Heat fluxes in a two-qubit cascaded system due to coherences of a non-thermal bath

Abstract

We study a cascaded system of two subsystems repeatedly interacting with a bath prepared in various non-thermal states. Effects of different types of bath coherence on dynamics of the system heat flux are explored. For a single-qubit bath with the displacement coherence, heat flux of each subsystem is divided into dissipative and coherent parts. In the stationary regime, the dissipative heat fluxes are the same for the two subsystems, but the coherent parts are not due to the cascaded feature. In the transient regime, heat fluxes occur even when the system and the bath have the same temperature and, more surprisingly, heat flow reversal appears when temperatures of the system and the bath differ. For a two-qubit bath we consider two types of coherence: the squeezing and the heat-exchange ones. In the stationary regime, the squeezing coherence establishes correlations between the subsystems, each of which is evolving to its thermal state with a temperature identical to the bath’s.

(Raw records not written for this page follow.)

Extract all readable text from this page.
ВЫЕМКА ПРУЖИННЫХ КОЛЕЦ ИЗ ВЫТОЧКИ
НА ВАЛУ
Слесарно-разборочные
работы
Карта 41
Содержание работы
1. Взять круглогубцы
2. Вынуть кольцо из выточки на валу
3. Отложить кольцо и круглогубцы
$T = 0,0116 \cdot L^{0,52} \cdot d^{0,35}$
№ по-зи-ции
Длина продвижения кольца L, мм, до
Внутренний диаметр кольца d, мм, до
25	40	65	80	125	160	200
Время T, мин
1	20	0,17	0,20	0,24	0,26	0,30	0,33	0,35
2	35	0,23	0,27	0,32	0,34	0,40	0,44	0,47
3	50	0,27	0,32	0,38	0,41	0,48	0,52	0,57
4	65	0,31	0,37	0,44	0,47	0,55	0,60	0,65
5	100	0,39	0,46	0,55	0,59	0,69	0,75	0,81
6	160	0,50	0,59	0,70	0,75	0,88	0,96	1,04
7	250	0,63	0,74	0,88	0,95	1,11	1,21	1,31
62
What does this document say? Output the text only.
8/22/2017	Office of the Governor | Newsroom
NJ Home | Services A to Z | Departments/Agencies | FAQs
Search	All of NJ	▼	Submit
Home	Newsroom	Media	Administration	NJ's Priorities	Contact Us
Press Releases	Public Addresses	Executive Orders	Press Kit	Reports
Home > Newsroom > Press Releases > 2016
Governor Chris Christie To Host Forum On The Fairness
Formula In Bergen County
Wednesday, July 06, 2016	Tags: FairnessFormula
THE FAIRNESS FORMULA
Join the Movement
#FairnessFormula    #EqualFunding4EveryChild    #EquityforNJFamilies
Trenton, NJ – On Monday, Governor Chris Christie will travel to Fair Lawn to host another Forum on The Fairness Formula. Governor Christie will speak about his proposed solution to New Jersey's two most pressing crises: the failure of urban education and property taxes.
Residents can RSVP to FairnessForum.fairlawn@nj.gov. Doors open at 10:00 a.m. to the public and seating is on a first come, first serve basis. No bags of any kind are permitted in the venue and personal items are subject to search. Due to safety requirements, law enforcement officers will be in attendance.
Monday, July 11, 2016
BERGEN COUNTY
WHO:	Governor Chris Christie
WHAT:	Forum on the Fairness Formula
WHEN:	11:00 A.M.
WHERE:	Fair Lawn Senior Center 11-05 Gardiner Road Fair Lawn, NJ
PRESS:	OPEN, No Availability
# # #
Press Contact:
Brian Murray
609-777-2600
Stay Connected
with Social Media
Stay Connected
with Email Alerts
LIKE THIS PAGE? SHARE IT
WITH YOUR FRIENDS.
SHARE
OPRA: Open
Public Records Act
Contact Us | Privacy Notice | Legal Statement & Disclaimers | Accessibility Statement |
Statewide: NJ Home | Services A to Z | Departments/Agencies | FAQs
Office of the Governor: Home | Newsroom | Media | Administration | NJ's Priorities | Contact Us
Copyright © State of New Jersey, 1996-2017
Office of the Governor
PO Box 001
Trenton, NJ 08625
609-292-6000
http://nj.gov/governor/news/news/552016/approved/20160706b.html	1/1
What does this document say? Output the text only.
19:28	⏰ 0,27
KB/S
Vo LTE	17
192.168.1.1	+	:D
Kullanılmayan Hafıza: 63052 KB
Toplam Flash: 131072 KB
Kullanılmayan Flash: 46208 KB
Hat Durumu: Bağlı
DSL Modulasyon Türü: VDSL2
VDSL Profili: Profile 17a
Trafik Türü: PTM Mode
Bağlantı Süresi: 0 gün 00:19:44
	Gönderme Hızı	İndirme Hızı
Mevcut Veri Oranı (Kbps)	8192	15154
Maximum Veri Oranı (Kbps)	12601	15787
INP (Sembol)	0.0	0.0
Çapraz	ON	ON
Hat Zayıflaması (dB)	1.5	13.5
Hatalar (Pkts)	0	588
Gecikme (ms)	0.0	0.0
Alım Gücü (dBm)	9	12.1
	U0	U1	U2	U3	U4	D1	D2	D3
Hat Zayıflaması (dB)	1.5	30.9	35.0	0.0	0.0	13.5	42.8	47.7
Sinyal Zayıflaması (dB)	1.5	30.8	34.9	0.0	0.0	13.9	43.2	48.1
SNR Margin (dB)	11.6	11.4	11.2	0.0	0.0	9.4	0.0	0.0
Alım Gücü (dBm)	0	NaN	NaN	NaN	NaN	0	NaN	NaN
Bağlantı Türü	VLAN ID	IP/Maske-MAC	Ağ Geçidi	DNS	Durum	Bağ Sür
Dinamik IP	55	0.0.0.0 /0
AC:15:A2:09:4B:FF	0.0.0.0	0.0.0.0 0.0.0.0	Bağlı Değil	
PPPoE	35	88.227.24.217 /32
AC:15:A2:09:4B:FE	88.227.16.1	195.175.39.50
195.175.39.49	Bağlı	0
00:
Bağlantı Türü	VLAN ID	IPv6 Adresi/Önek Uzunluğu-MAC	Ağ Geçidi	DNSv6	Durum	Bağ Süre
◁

The squeezing coherence slightly influences only the dynamics of the subsystem that interacts with the bath later. As for the heat-exchange coherence, it forces the total system to thermalize to a state with the temperature related to both magnitude and relative phase of the coherence. Particularly, depending on the relative phases, the heat-exchange coherence can amplify or suppress the heat flux during the time evolution.